Who We Are
Board of Directors Office:
Vincent Hughes President
Ana Molina Executive Director
Katina Brea Secretary
Carlos Molina Treasurer
What Unidos Does
Unidos por Cojolya seeks funding and structural support for an academic center and artisan vocational training in order to diversify the workforce and economy to help the Tz’utujil Maya community thrive. Adult literacy rates in Santiago Atitlán are only about around 56% compared to the national average, which is approximately 76%. Unfortunately, dropout rates in Atitlán are high, and school enrollment after the 6th grade is a mere 24%. The inaccessibility of schools or the lack of quality education often push parents to pressure their children into more profitable pursuits such as artisan work.
Unidos por Cojolya contributes to the Tz’utujil Maya community through strategizing how to uplift a society heavily affected by systematic racism and colonialism. We aim to empower local families in Santiago Atitlán, Guatemala across generations through supporting youth education, women’s economic empowerment, and the preservation of indigenous culture. We are a young organization, but, in the long-run we hope to support indigenous Guatemalans in their homelands as well as those who have emigrated to the United States.
Letter from the Executive Director
2018 was a year of growth and learning, and we’re so grateful that you accompanied us on the journey. Thanks to our Board of Directors and donors across the US, we were able to support 13 children of Cojolya artisans during the 2018 school year.
In 2018, we were able to able to cut 50% of the costs of educational materials and computer usage for all thirteen students participating in Mano a Mano. Due to the support, students felt more relaxed and focused at school. Their school attendance improved as they did not worry as much about the need to save money for their families by dropping out. We also had many individual stories of success this year: one student was the first in his family to graduate middle school, one set an example for his younger sisters as a middle school graduate, another got her degree in education, and all committed to attending school another year.

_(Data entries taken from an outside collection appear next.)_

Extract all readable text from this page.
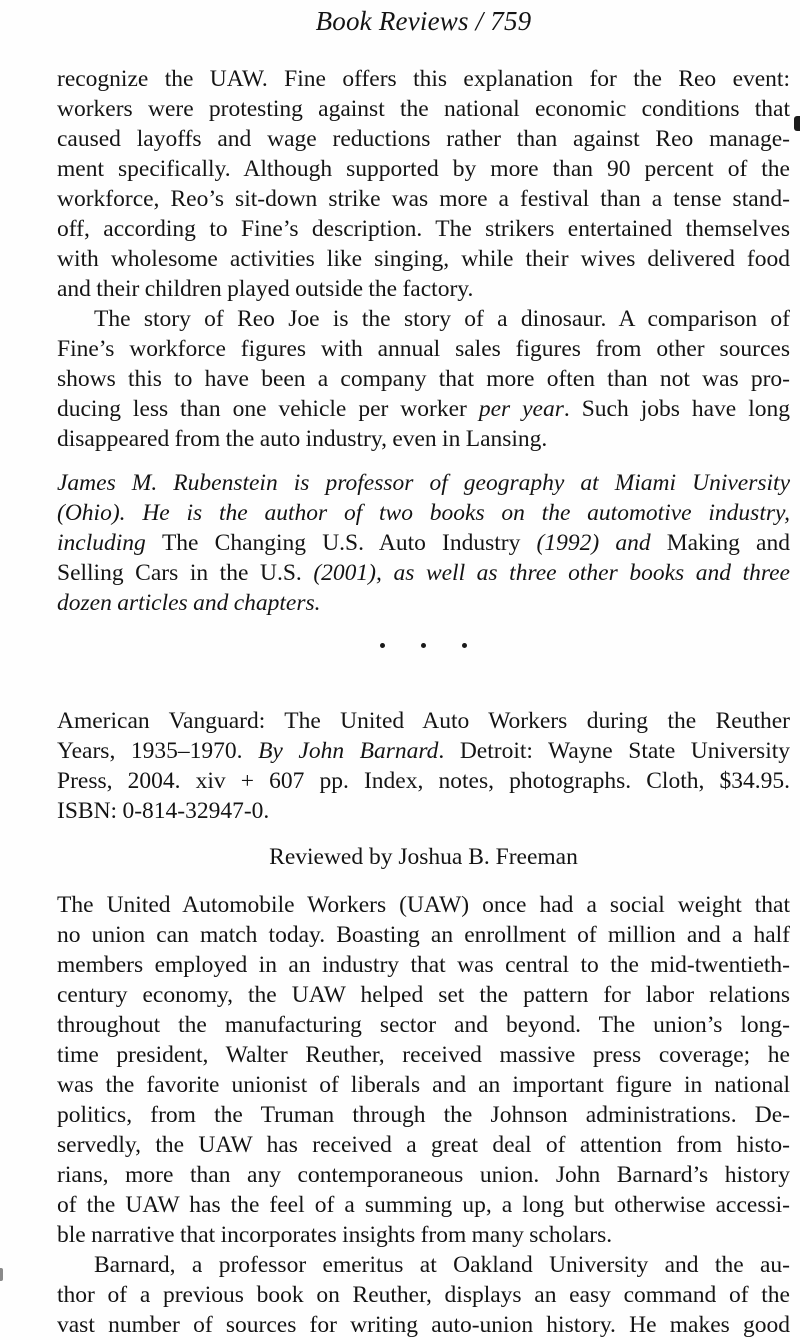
Book Reviews / 759
recognize the UAW. Fine offers this explanation for the Reo event:
workers were protesting against the national economic conditions that
caused layoffs and wage reductions rather than against Reo manage-
ment specifically. Although supported by more than 90 percent of the
workforce, Reo’s sit-down strike was more a festival than a tense stand-
off, according to Fine’s description. The strikers entertained themselves
with wholesome activities like singing, while their wives delivered food
and their children played outside the factory.
The story of Reo Joe is the story of a dinosaur. A comparison of
Fine’s workforce figures with annual sales figures from other sources
shows this to have been a company that more often than not was pro-
ducing less than one vehicle per worker per year. Such jobs have long
disappeared from the auto industry, even in Lansing.
James M. Rubenstein is professor of geography at Miami University
(Ohio). He is the author of two books on the automotive industry,
including The Changing U.S. Auto Industry (1992) and Making and
Selling Cars in the U.S. (2001), as well as three other books and three
dozen articles and chapters.
American Vanguard: The United Auto Workers during the Reuther
Years, 1935–1970. By John Barnard. Detroit: Wayne State University
Press, 2004. xiv + 607 pp. Index, notes, photographs. Cloth, $34.95.
ISBN: 0-814-32947-0.
Reviewed by Joshua B. Freeman
The United Automobile Workers (UAW) once had a social weight that
no union can match today. Boasting an enrollment of million and a half
members employed in an industry that was central to the mid-twentieth-
century economy, the UAW helped set the pattern for labor relations
throughout the manufacturing sector and beyond. The union’s long-
time president, Walter Reuther, received massive press coverage; he
was the favorite unionist of liberals and an important figure in national
politics, from the Truman through the Johnson administrations. De-
servedly, the UAW has received a great deal of attention from histo-
rians, more than any contemporaneous union. John Barnard’s history
of the UAW has the feel of a summing up, a long but otherwise accessi-
ble narrative that incorporates insights from many scholars.
Barnard, a professor emeritus at Oakland University and the au-
thor of a previous book on Reuther, displays an easy command of the
vast number of sources for writing auto-union history. He makes good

We envision a world in which middle school students do not have to consider their family’s financial situation before doing their homework. We envision a world where indigenous students are taught Tz’utujil in schools, and their culture and traditions remain resilient. We envision a world where tradition does not equate to poverty and where progress does not mean losing a culture. This world is more than possible, it’s at our fingertips.
With your support, we made that happen for thirteen students for one year. Ja ben chik jiik 2019—let’s do it again in 2019!
Melti’ox chiwa ! Thank you ! Gracias!